Gran parte della riserva aurea italiana, circa il 95,47%, è formata da lingotti d'oro, mentre la restante parte è composta da monete. Le nostre riserve auree non sono custodite esclusivamente in Italia: il 44,86% (1.100 tonnellate) è effettivamente custodito nei caveau della Banca d'Italia a Roma, il 43,29% (1.061,5 tonnellate) è depositato negli Stati Uniti, il 6,09% (149,3 tonnellate) si trova in Svizzera e il restante 5,76% (141,2 tonnellate) è custodito nel Regno Unito.

Il nostro Paese, tra l'altro, ospita diversi giacimenti d'oro nel Monte Rosa, ora abbandonati a causa della loro grandezza e inaccessibilità.

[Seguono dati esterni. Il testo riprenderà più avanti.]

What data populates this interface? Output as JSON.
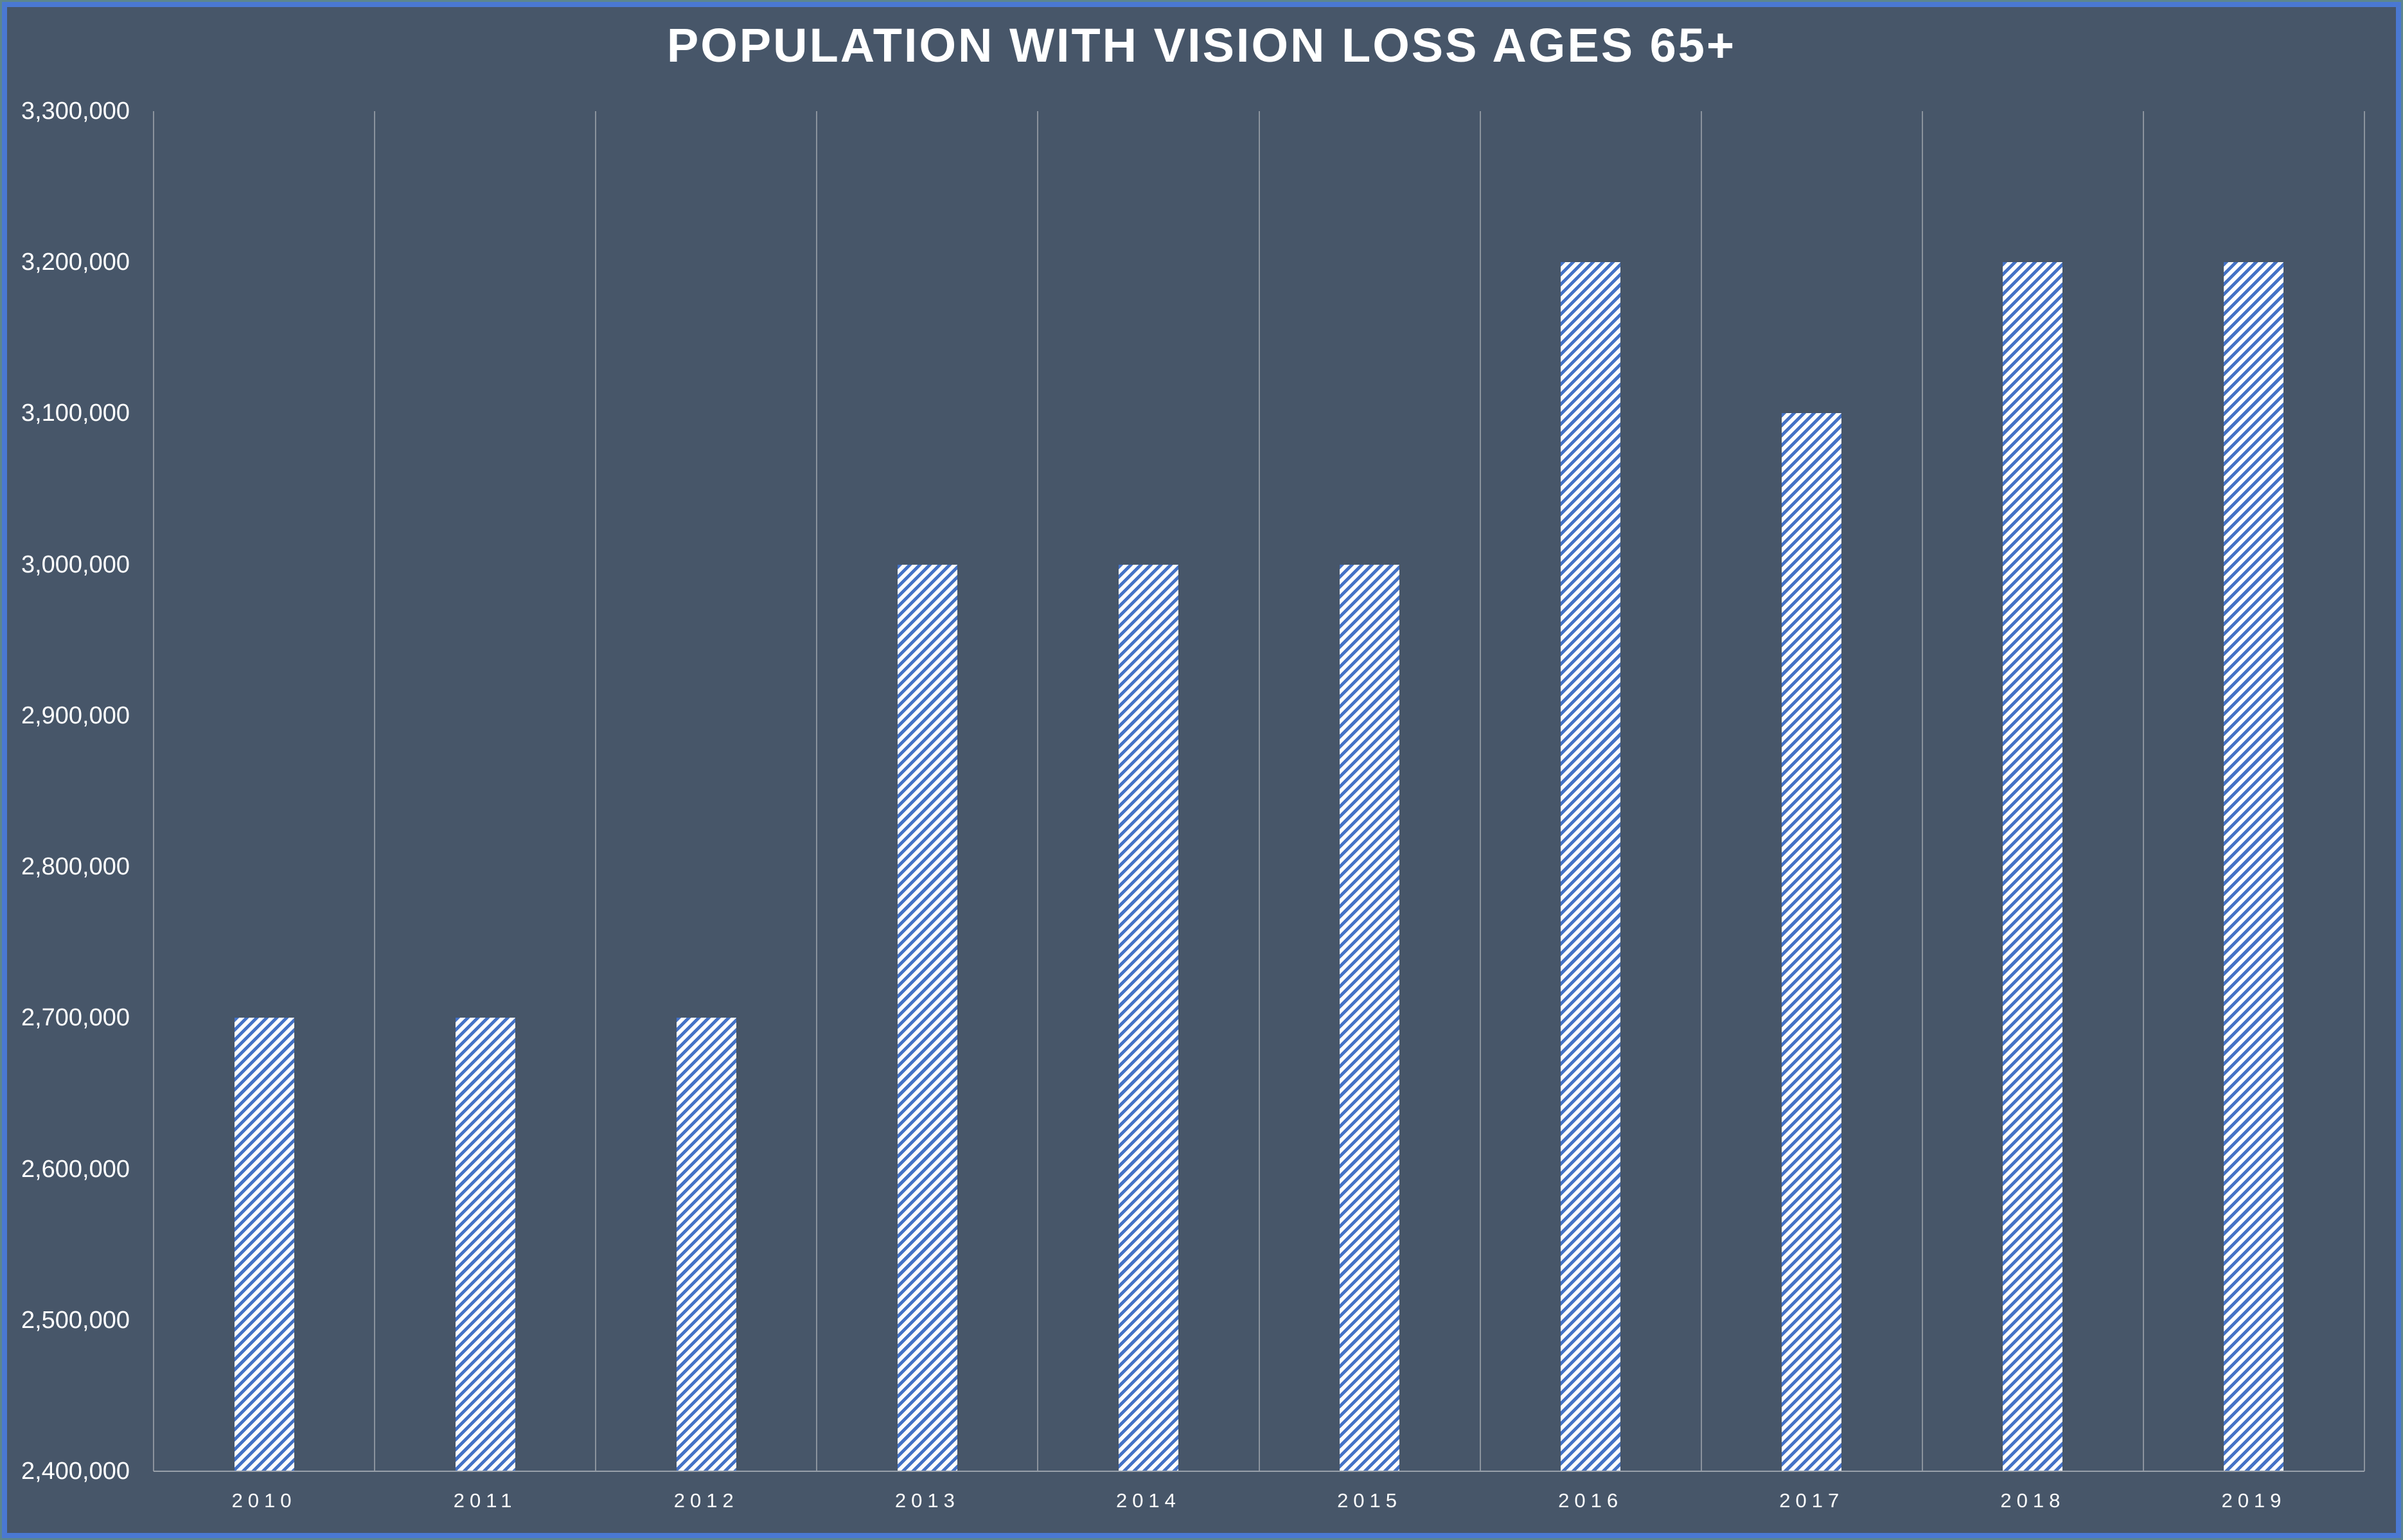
{
  "chart_data": {
    "type": "bar",
    "title": "POPULATION WITH VISION LOSS AGES 65+",
    "categories": [
      "2010",
      "2011",
      "2012",
      "2013",
      "2014",
      "2015",
      "2016",
      "2017",
      "2018",
      "2019"
    ],
    "values": [
      2700000,
      2700000,
      2700000,
      3000000,
      3000000,
      3000000,
      3200000,
      3100000,
      3200000,
      3200000
    ],
    "xlabel": "",
    "ylabel": "",
    "ylim": [
      2400000,
      3300000
    ],
    "ytick_step": 100000,
    "ytick_labels": [
      "2,400,000",
      "2,500,000",
      "2,600,000",
      "2,700,000",
      "2,800,000",
      "2,900,000",
      "3,000,000",
      "3,100,000",
      "3,200,000",
      "3,300,000"
    ],
    "grid": "vertical-only",
    "legend": "none",
    "bar_style": "white-with-blue-diagonal-hatch"
  },
  "colors": {
    "background": "#475669",
    "border_blue": "#4a78d2",
    "border_outer": "#5d868e",
    "bar_fill": "#ffffff",
    "bar_hatch_blue": "#4472c6",
    "gridline": "#8b939d",
    "axis_line": "#98a0aa",
    "text": "#ffffff"
  }
}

Perché le riserve auree non vengono utilizzate per ripagare il debito pubblico

Come anticipato, con le quotazioni attuali dell'oro, il valore della riserva aurea italiana supera i 300 miliardi di euro, che corrispondono a circa il 13% del nostro PIL. A questo punto può venire spontaneo chiedersi: con un debito pubblico che ad agosto 2025 ha raggiunto i 3.082 miliardi di euro (circa il 135% del PIL) stando ai dati forniti da Banca d'Italia, perché non viene utilizzata una parte della riserva aurea italiana per ripagare parzialmente il debito?

La risposta si ricollega a quello che abbiamo detto in precedenza: l'oro gestito dalla Banca d'Italia (l'Istituzione che gestisce queste riserve) è un bene strategico che funge da garanzia per la stabilità finanziaria e la credibilità internazionale del nostro Paese, soprattutto nei casi in cui è necessario ottenere un prestito. La sua funzione primaria, quindi, è quella di garantire la solidità economica dell'Italia, non quella di finanziare il bilancio statale.

Al tempo stesso, bisogna considerare anche le possibili ricadute sul mercato dell'oro: vendere circa 2.452 tonnellate d'oro per ottenere il capitale necessario a ripagare il debito pubblico destabilizzerebbe ovviamente il mercato globale dell'oro, che sarebbe quindi inondato di una quantità enorme di questo metallo prezioso. Per il principio economico della scarsità, questo provocherebbe nell'immediato un crollo del prezzo dell'oro, annullando di fatto il guadagno atteso da questa vendita. Oggi, infatti, l’oro è un bene sempre più scarso, il cui valore aumenta proprio in occasione di crisi o incertezza economica.

Tra l'altro, anche se il nostro Paese dovesse scegliere di investire tutte le sue riserve auree per ridurre il debito pubblico, questa operazione coprirebbe solo una frazione minoritaria del debito: l'effetto, quindi, non solo sarebbe temporaneo, ma comporterebbe anche la perdita di una garanzia fondamentale, senza peraltro risolvere il problema strutturale del debito pubblico.